The Perry team responds that the original language was drafted so broadly that the law was intended to cover illegal immigrants. The Romney team disputes this, as the Times story states: “The Romney campaign referred questions to Tim Murphy, who served as Romney’s state health and human services secretary. Murphy said the governor never intended the Health Safety Net to serve undocumented immigrants. ‘Our view when we signed the law was that all benefits would be for people in the commonwealth who were here legally,’ Murphy said, noting that the regulations implementing the program were written after Romney left office in 2007.”
But wait a second. Do any states scrutinize patients for citizenship status before treating them? A Google search turns up a plethora of stories on the phenomenon in many states, including Texas. A USA Today article from 2008 found:
As the debate over the residency status of the nation’s estimated 12 million illegal immigrants boils, another battle is simmering over what — if any — benefits they deserve while they’re here. Some of the most heated arguments on the issue focus on health care.

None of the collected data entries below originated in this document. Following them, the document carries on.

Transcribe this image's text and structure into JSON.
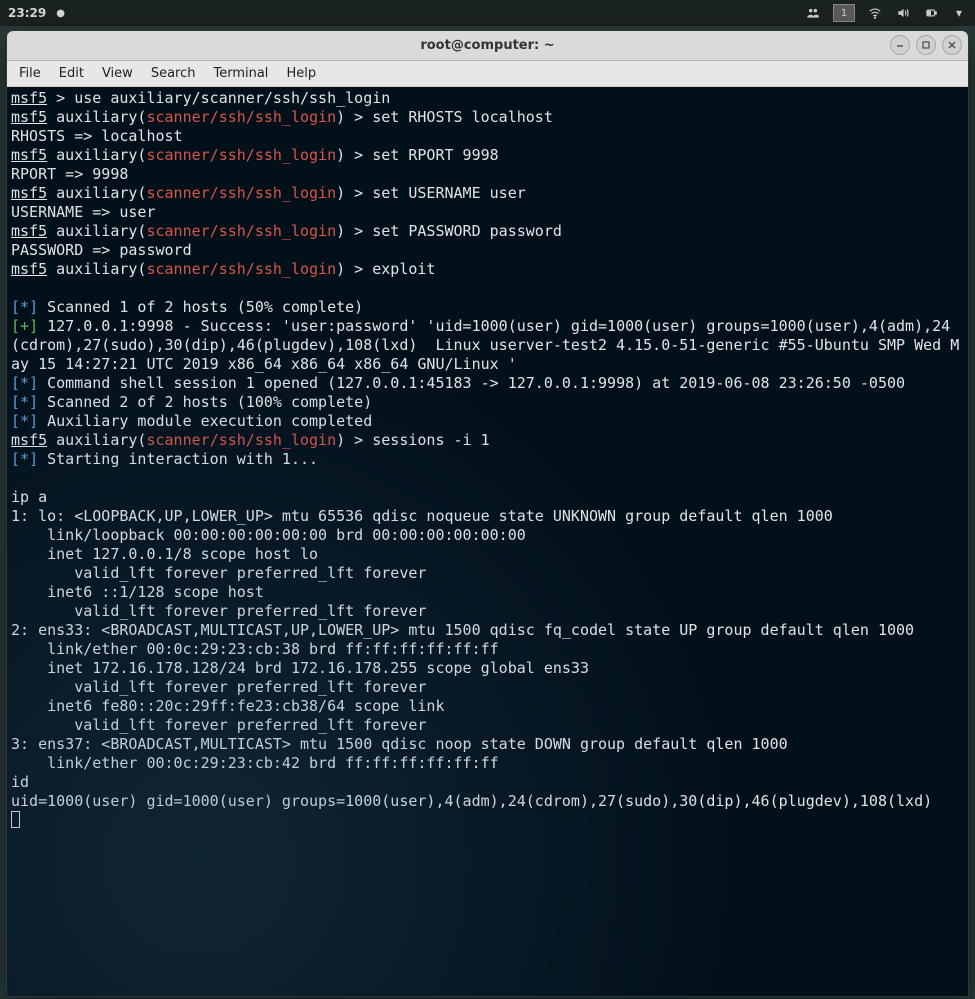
{
  "panel": {
    "clock": "23:29",
    "workspace": "1"
  },
  "window": {
    "title": "root@computer: ~"
  },
  "menubar": [
    "File",
    "Edit",
    "View",
    "Search",
    "Terminal",
    "Help"
  ],
  "terminal": {
    "lines": [
      {
        "type": "prompt_simple",
        "prompt": "msf5",
        "text": " > use auxiliary/scanner/ssh/ssh_login"
      },
      {
        "type": "prompt_mod",
        "prompt": "msf5",
        "kind": " auxiliary(",
        "mod": "scanner/ssh/ssh_login",
        "close": ") > ",
        "text": "set RHOSTS localhost"
      },
      {
        "type": "plain",
        "text": "RHOSTS => localhost"
      },
      {
        "type": "prompt_mod",
        "prompt": "msf5",
        "kind": " auxiliary(",
        "mod": "scanner/ssh/ssh_login",
        "close": ") > ",
        "text": "set RPORT 9998"
      },
      {
        "type": "plain",
        "text": "RPORT => 9998"
      },
      {
        "type": "prompt_mod",
        "prompt": "msf5",
        "kind": " auxiliary(",
        "mod": "scanner/ssh/ssh_login",
        "close": ") > ",
        "text": "set USERNAME user"
      },
      {
        "type": "plain",
        "text": "USERNAME => user"
      },
      {
        "type": "prompt_mod",
        "prompt": "msf5",
        "kind": " auxiliary(",
        "mod": "scanner/ssh/ssh_login",
        "close": ") > ",
        "text": "set PASSWORD password"
      },
      {
        "type": "plain",
        "text": "PASSWORD => password"
      },
      {
        "type": "prompt_mod",
        "prompt": "msf5",
        "kind": " auxiliary(",
        "mod": "scanner/ssh/ssh_login",
        "close": ") > ",
        "text": "exploit"
      },
      {
        "type": "blank"
      },
      {
        "type": "status",
        "sym": "*",
        "color": "blue",
        "text": " Scanned 1 of 2 hosts (50% complete)"
      },
      {
        "type": "status",
        "sym": "+",
        "color": "green",
        "text": " 127.0.0.1:9998 - Success: 'user:password' 'uid=1000(user) gid=1000(user) groups=1000(user),4(adm),24(cdrom),27(sudo),30(dip),46(plugdev),108(lxd)  Linux userver-test2 4.15.0-51-generic #55-Ubuntu SMP Wed May 15 14:27:21 UTC 2019 x86_64 x86_64 x86_64 GNU/Linux '"
      },
      {
        "type": "status",
        "sym": "*",
        "color": "blue",
        "text": " Command shell session 1 opened (127.0.0.1:45183 -> 127.0.0.1:9998) at 2019-06-08 23:26:50 -0500"
      },
      {
        "type": "status",
        "sym": "*",
        "color": "blue",
        "text": " Scanned 2 of 2 hosts (100% complete)"
      },
      {
        "type": "status",
        "sym": "*",
        "color": "blue",
        "text": " Auxiliary module execution completed"
      },
      {
        "type": "prompt_mod",
        "prompt": "msf5",
        "kind": " auxiliary(",
        "mod": "scanner/ssh/ssh_login",
        "close": ") > ",
        "text": "sessions -i 1"
      },
      {
        "type": "status",
        "sym": "*",
        "color": "blue",
        "text": " Starting interaction with 1..."
      },
      {
        "type": "blank"
      },
      {
        "type": "plain",
        "text": "ip a"
      },
      {
        "type": "plain",
        "text": "1: lo: <LOOPBACK,UP,LOWER_UP> mtu 65536 qdisc noqueue state UNKNOWN group default qlen 1000"
      },
      {
        "type": "plain",
        "text": "    link/loopback 00:00:00:00:00:00 brd 00:00:00:00:00:00"
      },
      {
        "type": "plain",
        "text": "    inet 127.0.0.1/8 scope host lo"
      },
      {
        "type": "plain",
        "text": "       valid_lft forever preferred_lft forever"
      },
      {
        "type": "plain",
        "text": "    inet6 ::1/128 scope host"
      },
      {
        "type": "plain",
        "text": "       valid_lft forever preferred_lft forever"
      },
      {
        "type": "plain",
        "text": "2: ens33: <BROADCAST,MULTICAST,UP,LOWER_UP> mtu 1500 qdisc fq_codel state UP group default qlen 1000"
      },
      {
        "type": "plain",
        "text": "    link/ether 00:0c:29:23:cb:38 brd ff:ff:ff:ff:ff:ff"
      },
      {
        "type": "plain",
        "text": "    inet 172.16.178.128/24 brd 172.16.178.255 scope global ens33"
      },
      {
        "type": "plain",
        "text": "       valid_lft forever preferred_lft forever"
      },
      {
        "type": "plain",
        "text": "    inet6 fe80::20c:29ff:fe23:cb38/64 scope link"
      },
      {
        "type": "plain",
        "text": "       valid_lft forever preferred_lft forever"
      },
      {
        "type": "plain",
        "text": "3: ens37: <BROADCAST,MULTICAST> mtu 1500 qdisc noop state DOWN group default qlen 1000"
      },
      {
        "type": "plain",
        "text": "    link/ether 00:0c:29:23:cb:42 brd ff:ff:ff:ff:ff:ff"
      },
      {
        "type": "plain",
        "text": "id"
      },
      {
        "type": "plain",
        "text": "uid=1000(user) gid=1000(user) groups=1000(user),4(adm),24(cdrom),27(sudo),30(dip),46(plugdev),108(lxd)"
      },
      {
        "type": "cursor"
      }
    ]
  }
}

So far, immigrants are losing:
In Texas, where the state comptroller estimates illegal immigrants cost hospitals $1.3 billion in 2006, the University of Texas Medical Branch in Galveston is considering denying cancer care to such immigrants.
The report observed: “Data on health care costs for illegal immigrants are sketchy because hospitals and community health centers don’t ask about patients’ legal status. In California, a 2004 study by the Federation for American Immigration Reform put the state’s annual cost at $1.4 billion. Similar studies in Colorado and Minnesota in 2005 came up with much smaller estimates: $31 million and $17 million, respectively.” (Emphasis added.)

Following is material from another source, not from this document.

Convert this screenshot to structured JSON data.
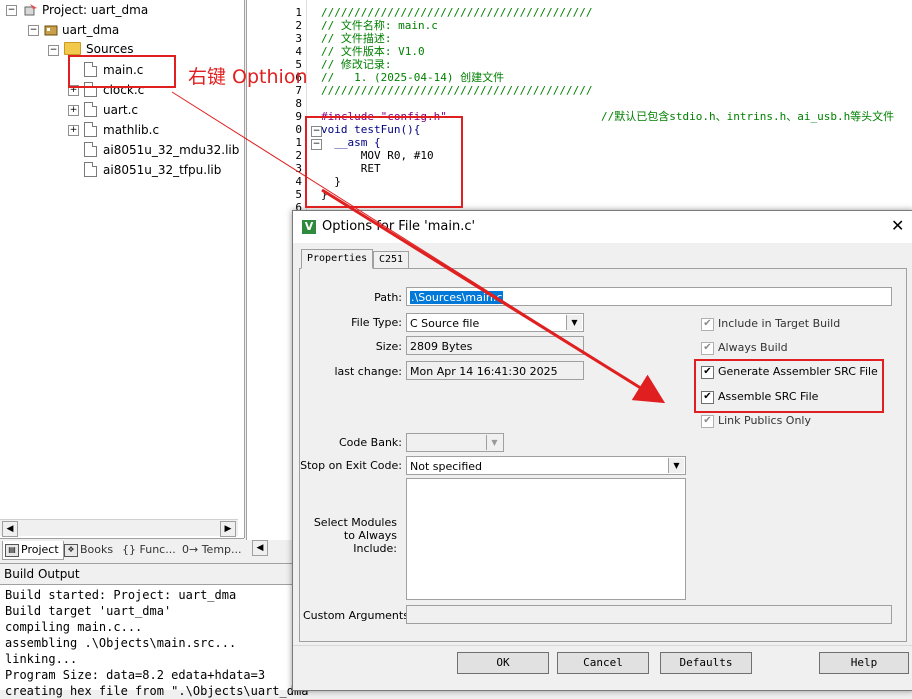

In December 2008 the Houston Chronicle reported: “The state of Texas and local hospital districts spent an estimated $677 million to provide health care to illegal immigrants in a year, a new study says. The survey, issued by the Texas Health and Human Services Commission, said that most of the money — $597 million — was spent by local hospital districts for the immigrants’ care during the state’s fiscal year that ended on Aug. 31, 2006.”
I asked the Perry campaign whether there is any statute or regulation in Texas prohibiting nonemergency treatment of illegal aliens under Medicaid or other programs. I have not received a response.
The Perry team has a limited point here: Once you create a state-financed or subsidized healthcare system you may wind up treating illegal aliens. But the same is true for any state service when rigorous checking for citizenship status is involved. Moreover, there are obvious reasons not to dissuade illegal immigrants from seeking medical treatment. While they may not have a medical emergency, they may well have a communicable disease that poses a public health hazard.
The Perry camp, for whatever reason, believes that by re-raising this issue it will recapture the voters lost over the illegal immigration issue. Perhaps, but those voters could well choose another candidate who espouses hardline views, such as Herman Cain or Rep. Michele Bachmann (R-Minn.) It is far from clear whether this actually helps Perry. But a good offense is the best defense, I suppose.
On a day when Perry is overhauling his campaign, facing coverage of his birther and secession views and no doubt greatly displeased with a scandalous story of mismanagement of the state centers for the disabled (“Perry and his staff repeatedly downplayed the severity of abuse and neglect allegations at Texas’ state-run institutions for the disabled — until conditions became so dire that the U.S. attorney general was forced to intervene”) you can understand why the Times story would be a tempting distraction.